The rain is playing its soft pleasant tune
Fitfully on the skylight, and the shade
Of the fast flying clouds across my book
Passes with delicate change. My merry fire
Sings cheerfully to itself; my musing cat
Purrs as she wakes from her unquiet sleep,
And looks into my face as if she felt
Like me the gentle influence of the rain.

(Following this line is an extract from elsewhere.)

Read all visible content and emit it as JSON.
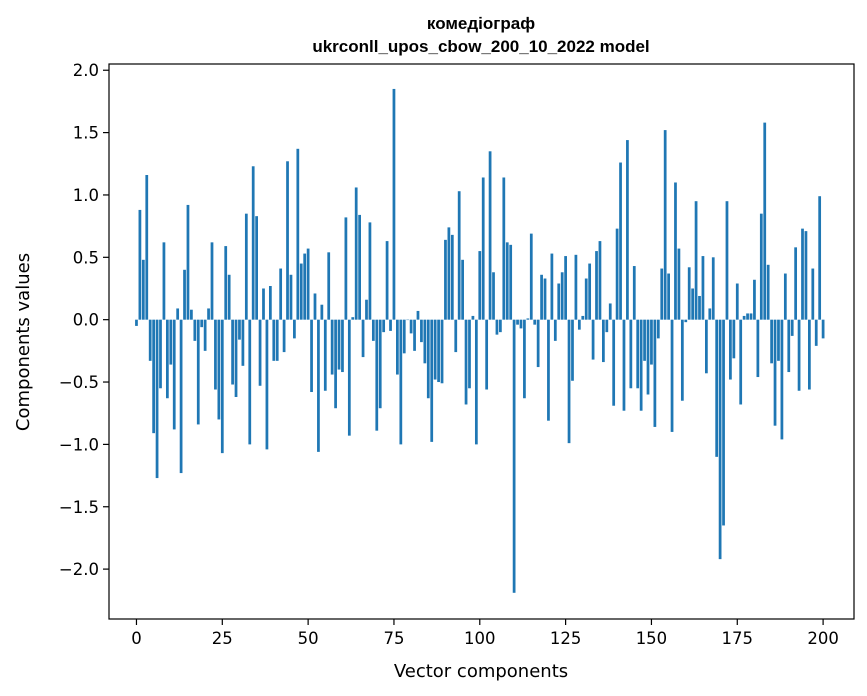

Here have I sat since morn, reading sometimes,
And sometimes listening to the faster fall
Of the large drops, or rising with the stir
Of an unbidden thought, have walked awhile
With the slow steps of indolence, my room,
And then sat down composedly again
To my quaint book of olden poetry.
It is a kind of idleness, I know;
And I am said to be an idle man—
And it is very true. I love to go
Out in the pleasant sun, and let my eye
Rest on the human faces that pass by,
Each with its gay or busy interest;
And then I muse upon their lot, and read
Many a lesson in their changeful cast,
And so grow kind of heart, as if the sight
Of human beings were humanity.
And I am better after it, and go
More gratefully to my rest, and feel a love
Stirring my heart to every living thing,
And my low prayer has more humility,
And I sink lightlier to my dreams—and this,
'Tis very true, is only idleness!
I love to go and mingle with the young
In the gay festal room—when every heart
Is beating faster than the merry tune,
And their blue eyes are restless, and their lips
Parted with eager joy, and their round cheeks
Flushed with the beautiful motion of the dance.